Bernard Ginsborg was born on 22 January 1925, the youngest child of Henry Ginsborg and Mala Rebbe, who came from Riga (now in Latvia) and Kovno (or Kaunas, now in Lithuania) in 1913 or 1914 (“between the revolutions”, as Mala said). Henry worked in a wharf in east London and was subsequently a supervisor in a toy factory. An older brother, Eddie, died before Bernard was born, but he grew up very close to his sisters Bertha (who became a chemist and lecturer in chemistry at the University of Surrey) and Rebecca, who trained as a lawyer.
Ginsborg took a Bachelor of Science degree (BSc Hons) in physics at the University of Reading in 1948, and continued in the physics department to do a PhD under the supervision of R. W. Ditchburn, awarded in 1953.[1]

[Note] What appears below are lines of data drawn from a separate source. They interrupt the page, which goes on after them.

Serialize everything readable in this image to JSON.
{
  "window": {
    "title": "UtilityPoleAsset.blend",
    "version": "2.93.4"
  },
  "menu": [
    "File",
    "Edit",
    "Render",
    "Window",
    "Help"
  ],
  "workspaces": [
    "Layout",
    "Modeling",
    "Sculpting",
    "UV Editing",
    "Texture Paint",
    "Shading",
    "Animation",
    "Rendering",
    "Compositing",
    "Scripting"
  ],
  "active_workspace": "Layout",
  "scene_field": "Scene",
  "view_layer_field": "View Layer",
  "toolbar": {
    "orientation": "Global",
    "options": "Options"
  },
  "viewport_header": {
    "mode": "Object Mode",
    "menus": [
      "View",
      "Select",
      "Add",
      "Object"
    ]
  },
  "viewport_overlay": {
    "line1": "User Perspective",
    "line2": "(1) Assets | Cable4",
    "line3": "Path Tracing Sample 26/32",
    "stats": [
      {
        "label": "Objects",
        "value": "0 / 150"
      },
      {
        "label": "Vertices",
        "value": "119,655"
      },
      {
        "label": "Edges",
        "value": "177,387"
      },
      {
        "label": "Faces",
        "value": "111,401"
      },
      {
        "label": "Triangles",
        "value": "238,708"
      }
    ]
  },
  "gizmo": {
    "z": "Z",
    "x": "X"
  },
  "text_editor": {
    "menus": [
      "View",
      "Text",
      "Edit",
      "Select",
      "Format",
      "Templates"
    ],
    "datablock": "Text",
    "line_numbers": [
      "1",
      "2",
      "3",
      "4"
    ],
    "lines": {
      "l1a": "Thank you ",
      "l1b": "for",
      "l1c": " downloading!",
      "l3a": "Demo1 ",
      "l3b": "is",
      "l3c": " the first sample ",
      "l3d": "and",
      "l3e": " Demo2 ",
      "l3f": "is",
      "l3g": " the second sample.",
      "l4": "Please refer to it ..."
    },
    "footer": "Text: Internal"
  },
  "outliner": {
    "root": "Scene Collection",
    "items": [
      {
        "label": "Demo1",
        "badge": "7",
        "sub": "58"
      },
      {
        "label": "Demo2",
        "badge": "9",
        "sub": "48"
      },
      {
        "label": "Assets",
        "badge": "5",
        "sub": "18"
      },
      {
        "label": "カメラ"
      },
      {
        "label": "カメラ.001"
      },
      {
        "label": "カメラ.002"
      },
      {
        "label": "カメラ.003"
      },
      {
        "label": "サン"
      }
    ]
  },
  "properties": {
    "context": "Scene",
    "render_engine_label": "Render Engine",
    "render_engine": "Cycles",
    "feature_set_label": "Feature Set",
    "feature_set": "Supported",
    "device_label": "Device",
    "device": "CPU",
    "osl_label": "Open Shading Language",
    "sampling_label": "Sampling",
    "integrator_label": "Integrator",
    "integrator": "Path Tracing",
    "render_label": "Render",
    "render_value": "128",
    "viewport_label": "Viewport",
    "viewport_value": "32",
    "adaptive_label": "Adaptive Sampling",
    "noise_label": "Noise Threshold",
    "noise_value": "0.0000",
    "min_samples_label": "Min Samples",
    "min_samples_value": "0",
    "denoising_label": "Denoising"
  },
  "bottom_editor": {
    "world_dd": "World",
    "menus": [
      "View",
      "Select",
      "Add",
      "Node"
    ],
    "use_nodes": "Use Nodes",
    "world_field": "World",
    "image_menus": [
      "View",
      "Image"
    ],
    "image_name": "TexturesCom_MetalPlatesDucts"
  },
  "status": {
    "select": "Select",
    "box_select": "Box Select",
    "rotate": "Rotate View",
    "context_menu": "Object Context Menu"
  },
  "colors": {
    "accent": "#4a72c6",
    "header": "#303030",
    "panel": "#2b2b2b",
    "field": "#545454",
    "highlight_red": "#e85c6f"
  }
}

Ginsborg's work on membrane biophysics began when he joined the Biophysics Department in University College London, under Bernard Katz. In 1957 he moved to the MRC National Institute for Medical Research in Mill Hill when Walter Perry recruited him to join the scientific staff. In 1958 he moved to the University of Edinburgh again at Perry’s invitation when Perry became the Professor of Pharmacology. Bernard ascended the academic ladder quickly from a Lectureship in 1962, to a readership in 1964 and finally to a Personal Chair in 1976. He became head of the department of pharmacology at the University of Edinburgh in 1980, succeeding Eric Horton, and served until 1985, when he was replaced by John S. Kelly.[2] Further details can be found in the documents by Jane Ginsborg, Donald H. Jenkinson and by Randall House which are available from David Colquhoun.[3]
He was elected a Fellow of the Royal Society of Edinburgh (FRSE) in 1971.[4]